UK Government Confirms Channel 4 Sale Is Off

The UK government has confirmed channel 4 will not be sold.

The decision represents a dramatic U-turn Rishi SunakConservatives, who had previously been pushing for privatization against the advice of 96% of respondents to a government consultation on the matter nadin doris Culture Secretary.

doris’s successor michelle donnellan There has since been an inquiry into the business case of Channel 4 remaining in public hands and a recommendation not to go ahead with the sale, which was ratified by 10 Downing Street.

“Channel 4 is a British success story and a linchpin of our thriving creative industries,” said Donnellan. “After reviewing the business case and engaging with relevant sectors I have taken the decision that Channel 4 should not be sold.”

in news that was leaked yesterday and was obtained by news agent Journalist Louise Goodall, Donnellan has instead released a “stability package” containing an “ambitious package of measures”, allowing Channel 4 to produce shows in-house for the first time, skills investment outside London and increased jobs and Will see able to borrow it. Raised the limit.
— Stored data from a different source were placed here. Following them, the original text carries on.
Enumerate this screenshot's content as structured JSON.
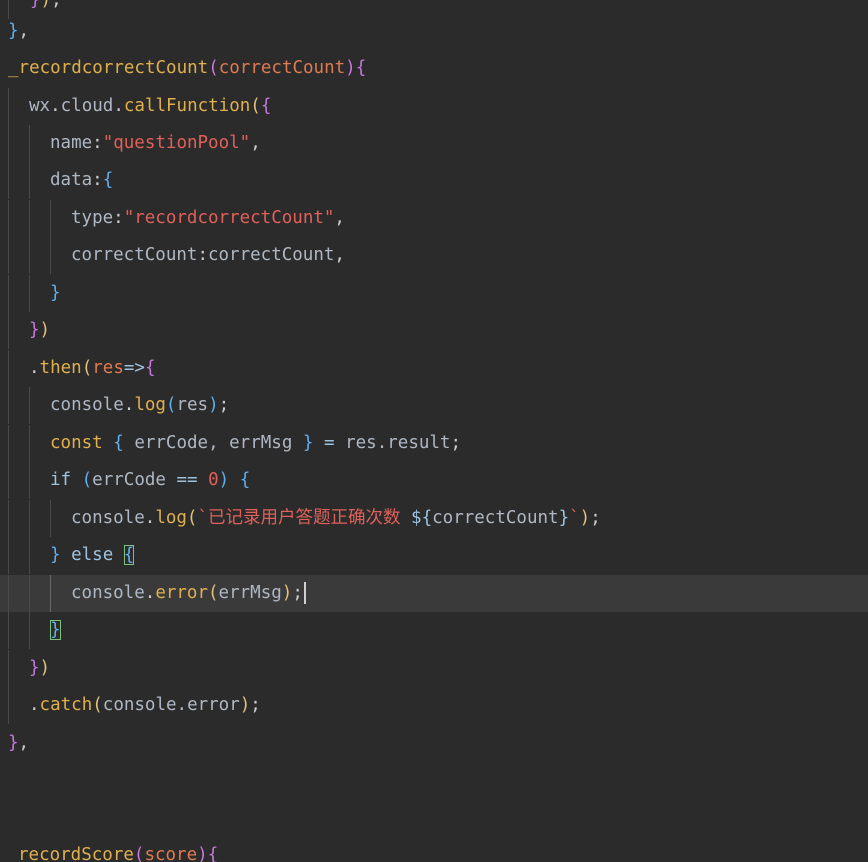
{
  "code": {
    "l1": {
      "fn": "_recordcorrectCount",
      "param": "correctCount"
    },
    "l2": {
      "obj": "wx",
      "prop": "cloud",
      "method": "callFunction"
    },
    "l3": {
      "key": "name",
      "value": "\"questionPool\""
    },
    "l4": {
      "key": "data"
    },
    "l5": {
      "key": "type",
      "value": "\"recordcorrectCount\""
    },
    "l6": {
      "key": "correctCount",
      "value": "correctCount"
    },
    "l9": {
      "method": "then",
      "param": "res"
    },
    "l10": {
      "obj": "console",
      "method": "log",
      "arg": "res"
    },
    "l11": {
      "kw": "const",
      "names": "errCode, errMsg",
      "rhs": "res.result"
    },
    "l12": {
      "kw": "if",
      "cond": "errCode",
      "op": "==",
      "num": "0"
    },
    "l13": {
      "obj": "console",
      "method": "log",
      "template_text": "`已记录用户答题正确次数 ",
      "template_var": "correctCount",
      "template_end": "`"
    },
    "l14": {
      "kw": "else"
    },
    "l15": {
      "obj": "console",
      "method": "error",
      "arg": "errMsg"
    },
    "l18": {
      "method": "catch",
      "arg": "console.error"
    },
    "l22": {
      "fn": "recordScore",
      "param": "score"
    }
  },
  "colors": {
    "background": "#2b2b2b",
    "current_line": "#3a3a3a",
    "function": "#e0b04e",
    "string": "#e0605a",
    "parameter": "#e07a52"
  }
}
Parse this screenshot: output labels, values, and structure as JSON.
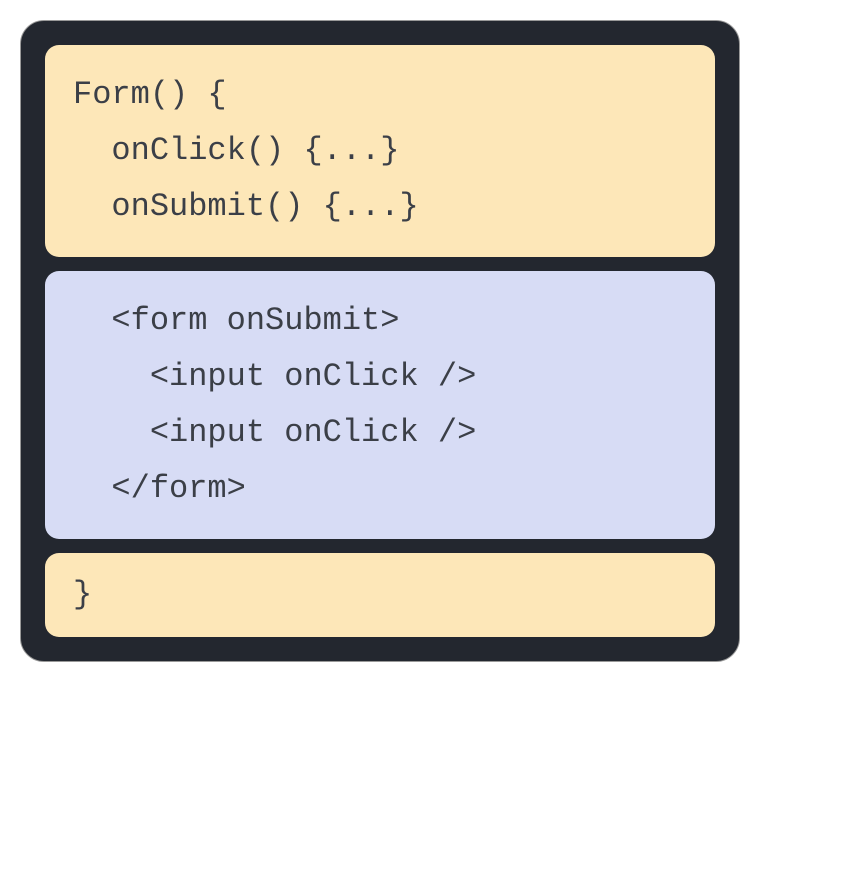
{
  "blocks": {
    "top": {
      "line1": "Form() {",
      "line2": "  onClick() {...}",
      "line3": "  onSubmit() {...}"
    },
    "middle": {
      "line1": "  <form onSubmit>",
      "line2": "    <input onClick />",
      "line3": "    <input onClick />",
      "line4": "  </form>"
    },
    "bottom": {
      "line1": "}"
    }
  }
}
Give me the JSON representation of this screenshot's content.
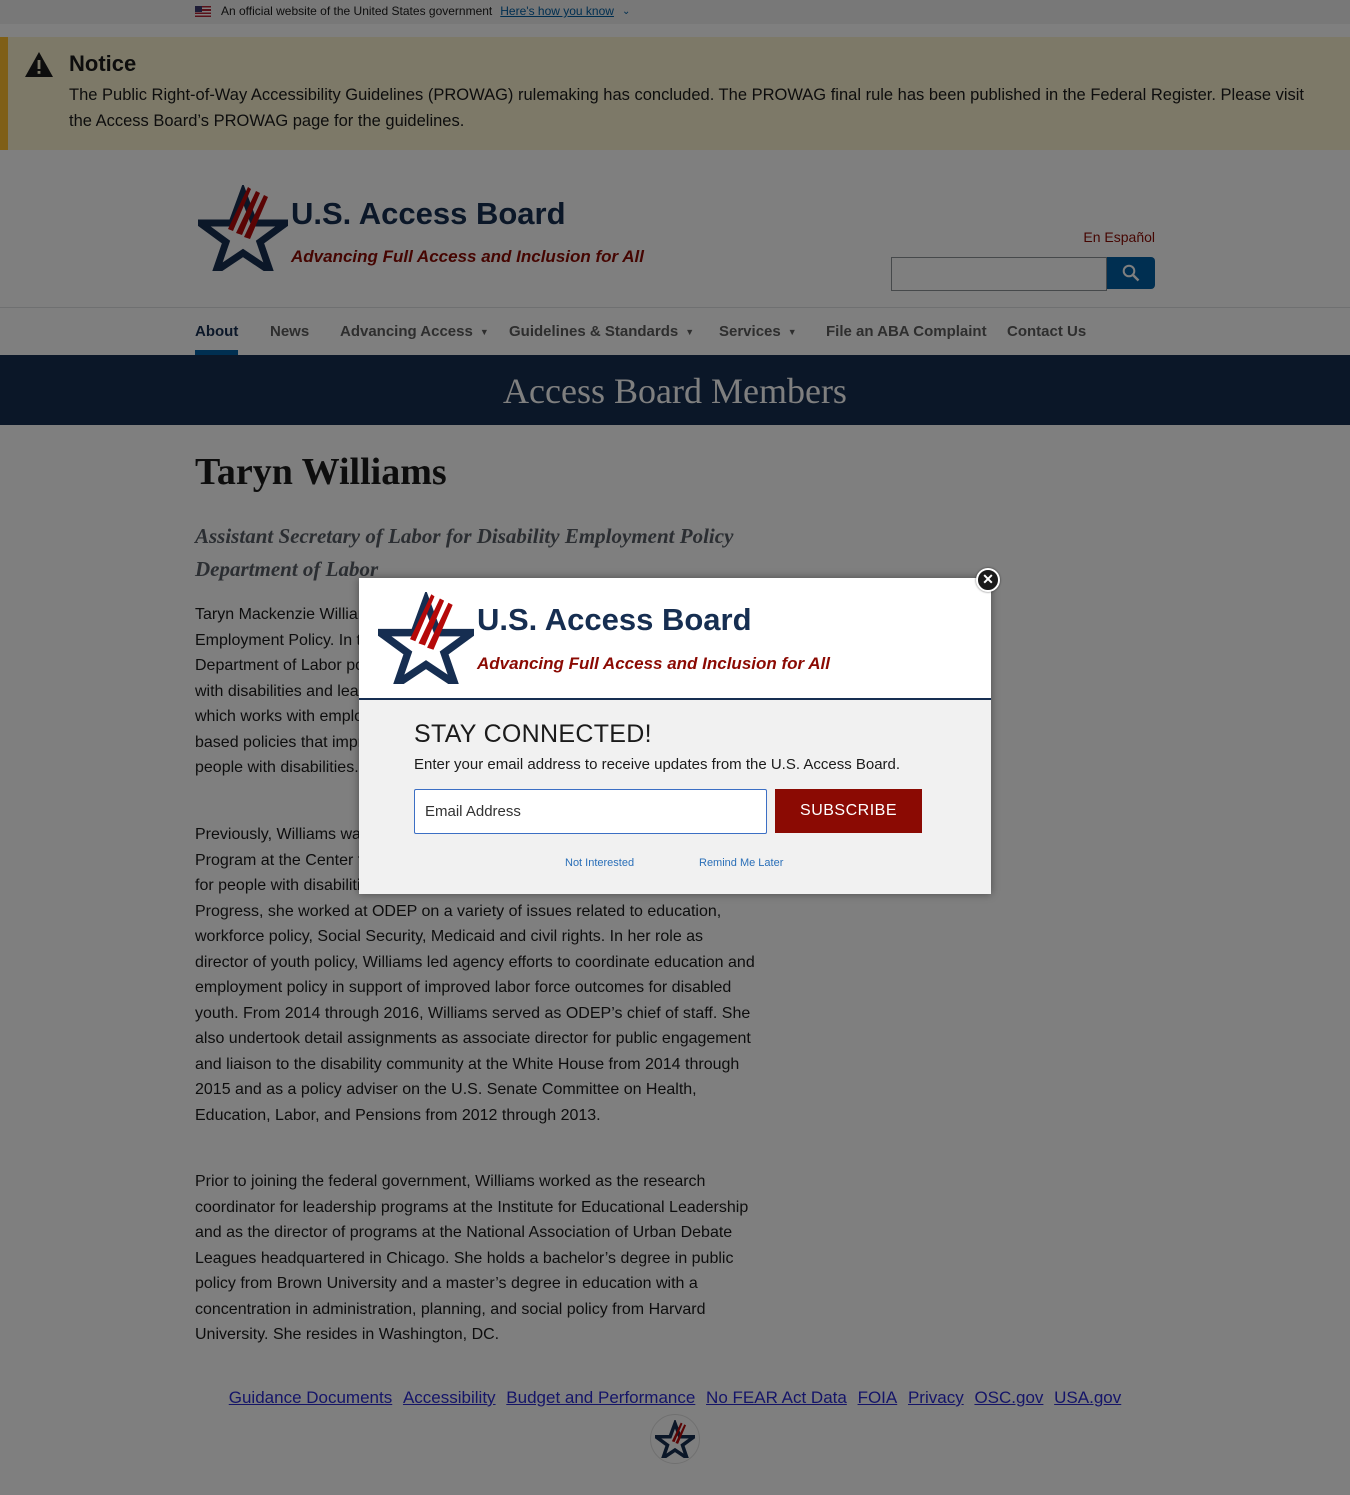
{
  "gov_banner": {
    "official_text": "An official website of the United States government",
    "how_link": "Here's how you know"
  },
  "notice": {
    "title": "Notice",
    "body": "The Public Right-of-Way Accessibility Guidelines (PROWAG) rulemaking has concluded. The PROWAG final rule has been published in the Federal Register. Please visit the Access Board’s PROWAG page for the guidelines."
  },
  "header": {
    "site_title": "U.S. Access Board",
    "tagline": "Advancing Full Access and Inclusion for All",
    "espanol_link": "En Español",
    "search_icon": "search-icon"
  },
  "nav": {
    "items": [
      {
        "label": "About",
        "dropdown": false,
        "active": true
      },
      {
        "label": "News",
        "dropdown": false
      },
      {
        "label": "Advancing Access",
        "dropdown": true
      },
      {
        "label": "Guidelines & Standards",
        "dropdown": true
      },
      {
        "label": "Services",
        "dropdown": true
      },
      {
        "label": "File an ABA Complaint",
        "dropdown": false
      },
      {
        "label": "Contact Us",
        "dropdown": false
      }
    ]
  },
  "hero": {
    "title": "Access Board Members"
  },
  "member": {
    "name": "Taryn Williams",
    "role_line1": "Assistant Secretary of Labor for Disability Employment Policy",
    "role_line2": "Department of Labor",
    "paragraph1": "Taryn Mackenzie Williams is the Assistant Secretary of Labor for Disability Employment Policy. In this role, she advises the Secretary of Labor on how Department of Labor policies and programs impact the employment of people with disabilities and leads the Office of Disability Employment Policy (ODEP), which works with employers, workers, and policymakers to promote evidence-based policies that improve employment opportunities and outcomes for people with disabilities.",
    "paragraph2": "Previously, Williams was the managing director of the Poverty to Prosperity Program at the Center for American Progress, advancing progressive policies for people with disabilities and people in poverty. Before joining American Progress, she worked at ODEP on a variety of issues related to education, workforce policy, Social Security, Medicaid and civil rights. In her role as director of youth policy, Williams led agency efforts to coordinate education and employment policy in support of improved labor force outcomes for disabled youth. From 2014 through 2016, Williams served as ODEP’s chief of staff. She also undertook detail assignments as associate director for public engagement and liaison to the disability community at the White House from 2014 through 2015 and as a policy adviser on the U.S. Senate Committee on Health, Education, Labor, and Pensions from 2012 through 2013.",
    "paragraph3": "Prior to joining the federal government, Williams worked as the research coordinator for leadership programs at the Institute for Educational Leadership and as the director of programs at the National Association of Urban Debate Leagues headquartered in Chicago. She holds a bachelor’s degree in public policy from Brown University and a master’s degree in education with a concentration in administration, planning, and social policy from Harvard University. She resides in Washington, DC."
  },
  "footer": {
    "links": [
      "Guidance Documents",
      "Accessibility",
      "Budget and Performance",
      "No FEAR Act Data",
      "FOIA",
      "Privacy",
      "OSC.gov",
      "USA.gov"
    ]
  },
  "modal": {
    "title": "U.S. Access Board",
    "tagline": "Advancing Full Access and Inclusion for All",
    "heading": "STAY CONNECTED!",
    "subtext": "Enter your email address to receive updates from the U.S. Access Board.",
    "email_placeholder": "Email Address",
    "subscribe_label": "SUBSCRIBE",
    "not_interested": "Not Interested",
    "remind_later": "Remind Me Later",
    "close_icon": "close-icon"
  },
  "colors": {
    "navy": "#162e51",
    "brand_red": "#8b0a03",
    "link_blue": "#005ea2",
    "notice_bg": "#faf3d1",
    "notice_border": "#ffbe2e"
  }
}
How the in-house target is achieved will be carefully scrutinized in the coming months by the UK production sector, many of whom have used Channel 4 IP as a base to grow their businesses.

“This announcement will bring huge opportunities across the UK, including a commitment to double Channel 4 skills investment to £10M and more than double the number of jobs outside London to 600,” Donnellan said. “The package will also secure the future of our world-leading independent production sector. We will work closely with them to add new protections such as increasing the amount of content Channel 4 must commission from independent producers.

Channel 4 CEO Alex Mahon said: “The principle of public ownership is now set for the foreseeable future and will allow us to become an even greater force in the digital world.”

“Channel 4 is innovative, editorially brilliant and loved by an audience that doesn’t reach other people, most of them young and underrepresented,” she said. “In the analogue world, we did it brilliantly. Now in the digital age, we are doing it again. Working with the UK’s world-leading TV and film producers, we continue to deliver ideas that excite audiences excite and change attitudes globally.

next steps

Mahon said Channel 4 would “move faster, invest more, take more risks, break barriers and push boundaries”.

Some of the measures will need to be legislated, Donelan said, and will be done through an upcoming media bill to “relax the publisher-broadcaster restriction in Channel 4’s remit to produce and monetise its own content”. Have more capacity.”

“The changes will be introduced gradually, with appropriate checks and balances and after consultation with the sector,” said a Department for Digital, Culture, Media and Sport press release.

Channel 4 is currently tasked with commissioning 25% of its shows from smaller “genuinely independent” production companies and this will be increased as the in-house rule is relaxed.

UK indie trade body Pact, which represents hundreds of UK production companies, said it was “disappointed”.

A spokesman said, “Our main opposition to privatization was proposals for in-house production.” “Any relaxation of Channel 4’s publisher-broadcaster status would be a blow to the sector, which is already facing increased production and business costs. It is important that there are appropriate safeguards.”

major win

The move represents a major victory for Channel 4, which has spent the past 18 months preparing for the worst over privatisation. This is the second time a sale has raised its head, with a similar scenario in 2016 that ended similarly. The network was launched under Margaret Thatcher’s government 40 years earlier as a BBC and ITV alternative.

When Sunak took over as prime minister in October, the prospect of the sale not happening grew. Sunak is preoccupied with a looming cost crisis, while Jeremy Hunt, his chancellor, has been outspoken against a sale and will be a major factor in the final decision. Sunak himself was more lukewarm and said he would “put forward plans” to privatize during his prime ministerial campaign in the summer.

Dorries tweeted yesterday that “three years of a progressive Tory government” were being “washed down the drain” and listed the Channel 4 reversal as a factor.